In just one example of a buyer-funded development gone wrong, property company North Point Global sold a set of developments in the city of Liverpool with an estimated worth of £360 million (U.S.$506M) to foreign investors. According to comprehensive reporting by the Guardian newspaper—which is the subject of a legal complaint by Liverpool City Councilor Gary Millar, who has been intimately involved in the scheme—the company has “pulled out of its planned suite of projects across the city and stopped picking up the phone, leaving buyers to believe they are the victims of a ruthless scam.” The properties were marketed to investors in China and Hong Kong with promises of high yields. In one example, a Hong Kong investor was convinced to pay 80 percent of the price of a student accommodation upfront, with promises of 6 percent interest on the deposit, and a guaranteed 9 percent return in rental income.

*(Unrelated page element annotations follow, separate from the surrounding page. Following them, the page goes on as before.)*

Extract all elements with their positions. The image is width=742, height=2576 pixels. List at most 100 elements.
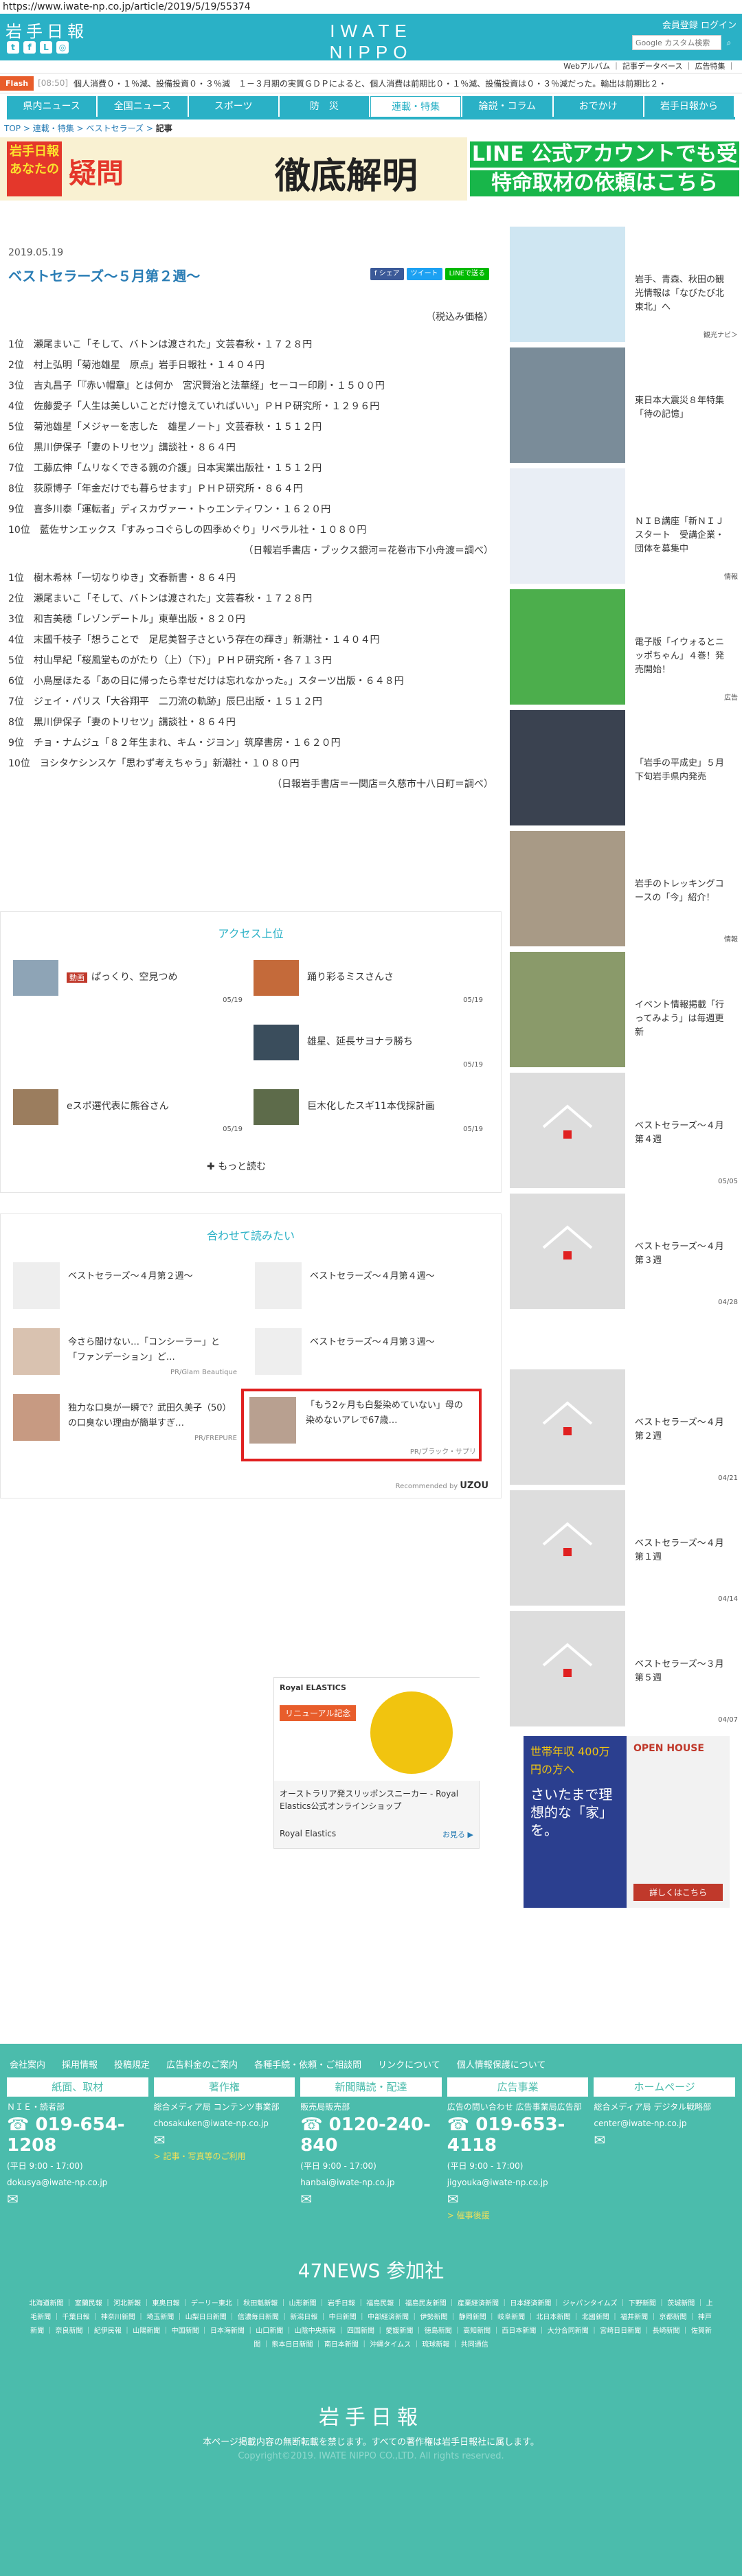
nav-item[interactable]: 県内ニュース bbox=[7, 96, 97, 117]
ranking-item: 4位 佐藤愛子「人生は美しいことだけ憶えていればいい」ＰＨＰ研究所・１２９６円 bbox=[8, 401, 380, 412]
banner-headline: 徹底解明 bbox=[275, 155, 418, 197]
flash-label: Flash bbox=[0, 76, 34, 91]
related-item[interactable]: ベストセラーズ～４月第２週～ bbox=[13, 1262, 240, 1310]
header-right: 会員登録 ログイン ⌕ bbox=[632, 18, 737, 50]
ranking-item: 8位 黒川伊保子「妻のトリセツ」講談社・８６４円 bbox=[8, 717, 236, 728]
side-item[interactable]: ベストセラーズ～４月第２週 04/21 bbox=[510, 1369, 742, 1488]
access-item[interactable]: eスポ選代表に熊谷さん 05/19 bbox=[13, 1089, 247, 1137]
access-item[interactable]: 動画 ぱっくり、空見つめ 05/19 bbox=[13, 960, 247, 1008]
line-share-button[interactable]: LINEで送る bbox=[445, 268, 489, 280]
email[interactable]: dokusya@iwate-np.co.jp bbox=[7, 2176, 148, 2189]
side-item[interactable]: 「岩手の平成史」５月下旬岩手県内発売 bbox=[510, 710, 742, 828]
side-title: イベント情報掲載「行ってみよう」は毎週更新 bbox=[635, 1000, 725, 1038]
line-banner[interactable]: LINE 公式アカウントでも受付 bbox=[470, 141, 739, 192]
side-tag: 広告 bbox=[724, 694, 738, 702]
footer-link[interactable]: 各種手続・依頼・ご相談問 bbox=[254, 2058, 361, 2071]
footer-col: 広告事業 広告の問い合わせ 広告事業局広告部 ☎ 019-653-4118 (平日 9… bbox=[447, 2077, 589, 2222]
instagram-icon[interactable]: ◎ bbox=[56, 41, 69, 54]
side-item[interactable]: ＮＩＢ講座「新ＮＩＪスタート 受講企業・団体を募集中 情報 bbox=[510, 468, 742, 586]
mail-icon[interactable]: ✉ bbox=[300, 2192, 442, 2206]
email[interactable]: center@iwate-np.co.jp bbox=[594, 2117, 735, 2130]
search-input[interactable] bbox=[632, 35, 721, 50]
breadcrumb-links[interactable]: TOP > 連載・特集 > ベストセラーズ > bbox=[4, 124, 156, 133]
search-button[interactable]: ⌕ bbox=[721, 35, 737, 50]
nav-item[interactable]: 全国ニュース bbox=[98, 96, 188, 117]
copyright: Copyright©2019. IWATE NIPPO CO.,LTD. All… bbox=[238, 2451, 504, 2461]
access-item-date: 05/19 bbox=[463, 1126, 483, 1133]
side-date: 04/21 bbox=[718, 1474, 738, 1482]
facebook-share-button[interactable]: f シェア bbox=[370, 268, 404, 280]
footer-link[interactable]: 会社案内 bbox=[10, 2058, 45, 2071]
side-item[interactable]: ベストセラーズ～４月第４週 05/05 bbox=[510, 1073, 742, 1191]
nav-item[interactable]: 岩手日報から bbox=[644, 96, 734, 117]
footer-link[interactable]: 個人情報保護について bbox=[457, 2058, 546, 2071]
related-item[interactable]: 今さら聞けない…「コンシーラー」と「ファンデーション」ど… PR/Glam Be… bbox=[13, 1328, 240, 1376]
line-icon[interactable]: L bbox=[40, 41, 52, 54]
access-item-text: ぱっくり、空見つめ bbox=[91, 972, 178, 983]
footer-link[interactable]: 投稿規定 bbox=[114, 2058, 150, 2071]
related-item[interactable]: 独力な口臭が一瞬で？武田久美子（50）の口臭ない理由が簡単すぎ… PR/FREP… bbox=[13, 1394, 240, 1442]
side-item[interactable]: ベストセラーズ～４月第３週 04/28 bbox=[510, 1194, 742, 1312]
side-item[interactable]: 岩手のトレッキングコースの「今」紹介！ 情報 bbox=[510, 831, 742, 949]
iwate-nippo-logo-icon bbox=[542, 1522, 593, 1556]
side-item[interactable]: イベント情報掲載「行ってみよう」は毎週更新 bbox=[510, 952, 742, 1070]
nav-item[interactable]: 論説・コラム bbox=[462, 96, 552, 117]
access-item[interactable]: 踊り彩るミスさんさ 05/19 bbox=[254, 960, 487, 1008]
footer-col-link[interactable]: > 記事・写真等のご利用 bbox=[154, 2150, 295, 2163]
mail-icon[interactable]: ✉ bbox=[154, 2133, 295, 2147]
email[interactable]: hanbai@iwate-np.co.jp bbox=[300, 2176, 442, 2189]
related-thumb bbox=[255, 1262, 302, 1309]
side-title: ベストセラーズ～４月第３週 bbox=[635, 1242, 724, 1266]
related-item-title: 今さら聞けない…「コンシーラー」と「ファンデーション」ど… bbox=[68, 1337, 221, 1363]
mail-icon[interactable]: ✉ bbox=[7, 2192, 148, 2206]
side-ad[interactable]: 世帯年収 400万円の方へ さいたまで理想的な「家」を。 OPEN HOUSE 詳し… bbox=[510, 1736, 742, 1915]
side-tag: 観光ナビ＞ bbox=[704, 332, 738, 339]
member-links[interactable]: 会員登録 ログイン bbox=[632, 18, 737, 31]
site-logo[interactable]: 岩手日報 bbox=[5, 18, 88, 42]
flash-text[interactable]: 個人消費０・１％減、設備投資０・３％減 １－３月期の実質ＧＤＰによると、個人消費… bbox=[74, 78, 742, 89]
ad-box[interactable]: Royal ELASTICS リニューアル記念 オーストラリア発スリッポンスニー… bbox=[273, 1677, 480, 1849]
related-item[interactable]: ベストセラーズ～４月第３週～ bbox=[255, 1328, 482, 1376]
footer-col-title: ホームページ bbox=[594, 2077, 735, 2097]
ranking-item: 10位 ヨシタケシンスケ「思わず考えちゃう」新潮社・１０８０円 bbox=[8, 758, 300, 769]
access-item[interactable]: 巨木化したスギ11本伐採計画 05/19 bbox=[254, 1089, 487, 1137]
tweet-button[interactable]: ツイート bbox=[406, 268, 442, 280]
side-item[interactable]: 東日本大震災８年特集「待の記憶」 bbox=[510, 347, 742, 466]
nav-item[interactable]: 防 災 bbox=[279, 96, 369, 117]
mail-icon[interactable]: ✉ bbox=[447, 2192, 589, 2206]
related-thumb bbox=[255, 1328, 302, 1375]
side-date: 04/07 bbox=[718, 1716, 738, 1724]
more-link[interactable]: ✚ もっと読む bbox=[207, 1159, 266, 1173]
side-ad-button[interactable]: 詳しくはこちら bbox=[633, 1884, 723, 1901]
footer-link[interactable]: 広告料金のご案内 bbox=[166, 2058, 238, 2071]
ranking-item: 1位 瀬尾まいこ「そして、バトンは渡された」文芸春秋・１７２８円 bbox=[8, 339, 313, 350]
email[interactable]: chosakuken@iwate-np.co.jp bbox=[154, 2117, 295, 2130]
footer-logo[interactable]: 岩手日報 bbox=[0, 2400, 742, 2430]
facebook-icon[interactable]: f bbox=[23, 41, 36, 54]
side-date: 04/28 bbox=[718, 1299, 738, 1306]
related-item-highlighted[interactable]: 「もう2ヶ月も白髪染めていない」母の染めないアレで67歳… PR/ブラック・サプ… bbox=[241, 1389, 482, 1461]
access-item[interactable]: 雄星、延長サヨナラ勝ち 05/19 bbox=[254, 1025, 487, 1073]
footer-link[interactable]: 採用情報 bbox=[62, 2058, 98, 2071]
side-item[interactable]: 岩手、青森、秋田の観光情報は「なびたび北東北」へ 観光ナビ＞ bbox=[510, 227, 742, 345]
request-banner[interactable]: 特命取材の依頼はこちら bbox=[470, 170, 739, 196]
feature-banner[interactable]: 岩手日報 あなたの 疑問 徹底解明 LINE 公式アカウントでも受付 特命取材の… bbox=[0, 137, 742, 201]
side-item[interactable]: ベストセラーズ～４月第１週 04/14 bbox=[510, 1490, 742, 1608]
twitter-icon[interactable]: t bbox=[7, 41, 19, 54]
ranking-item: 2位 瀬尾まいこ「そして、バトンは渡された」文芸春秋・１７２８円 bbox=[8, 593, 313, 604]
member-papers[interactable]: 北海道新聞 ｜ 室蘭民報 ｜ 河北新報 ｜ 東奥日報 ｜ デーリー東北 ｜ 秋田… bbox=[0, 2283, 742, 2352]
nav-item-active[interactable]: 連載・特集 bbox=[370, 96, 462, 117]
footer-link[interactable]: リンクについて bbox=[378, 2058, 440, 2071]
rec-label: Recommended by bbox=[395, 1483, 458, 1490]
related-item[interactable]: ベストセラーズ～４月第４週～ bbox=[255, 1262, 482, 1310]
nav-item[interactable]: おでかけ bbox=[553, 96, 643, 117]
ad-more-link[interactable]: お見る ▶ bbox=[442, 1829, 473, 1840]
side-item[interactable]: 電子版「イウォるとニッポちゃん」４巻！発売開始！ 広告 bbox=[510, 589, 742, 707]
nav-item[interactable]: スポーツ bbox=[188, 96, 278, 117]
access-item-title: 動画 ぱっくり、空見つめ bbox=[67, 970, 238, 983]
email[interactable]: jigyouka@iwate-np.co.jp bbox=[447, 2176, 589, 2189]
side-item[interactable]: ベストセラーズ～３月第５週 04/07 bbox=[510, 1611, 742, 1729]
mail-icon[interactable]: ✉ bbox=[594, 2133, 735, 2147]
side-date: 04/14 bbox=[718, 1595, 738, 1603]
footer-col-link[interactable]: > 催事後援 bbox=[447, 2209, 589, 2222]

Later, buyers received requests for further funds to complete the building, but then North Point Global announced it was ending the project—which had not actually even been begun—and was unable to refund the buyers’ deposits.

In what is a pattern with such schemes, they are riddled with conflicts of interest, with individuals working as directors of the development companies, as contractors and as ‘independent surveyors’ at companies all registered to the same address. In addition, legitimacy was conferred on the project through its association with local government and, in one case, with the former Chancellor of the Exchequer, George Osbourn, who endorsed several projects while he was Chancellor on a government trade mission to China in 2015. At one moment he described himself as tag teaming with Joe Anderson, the mayor of Liverpool, to sell the investments to Chinese investors.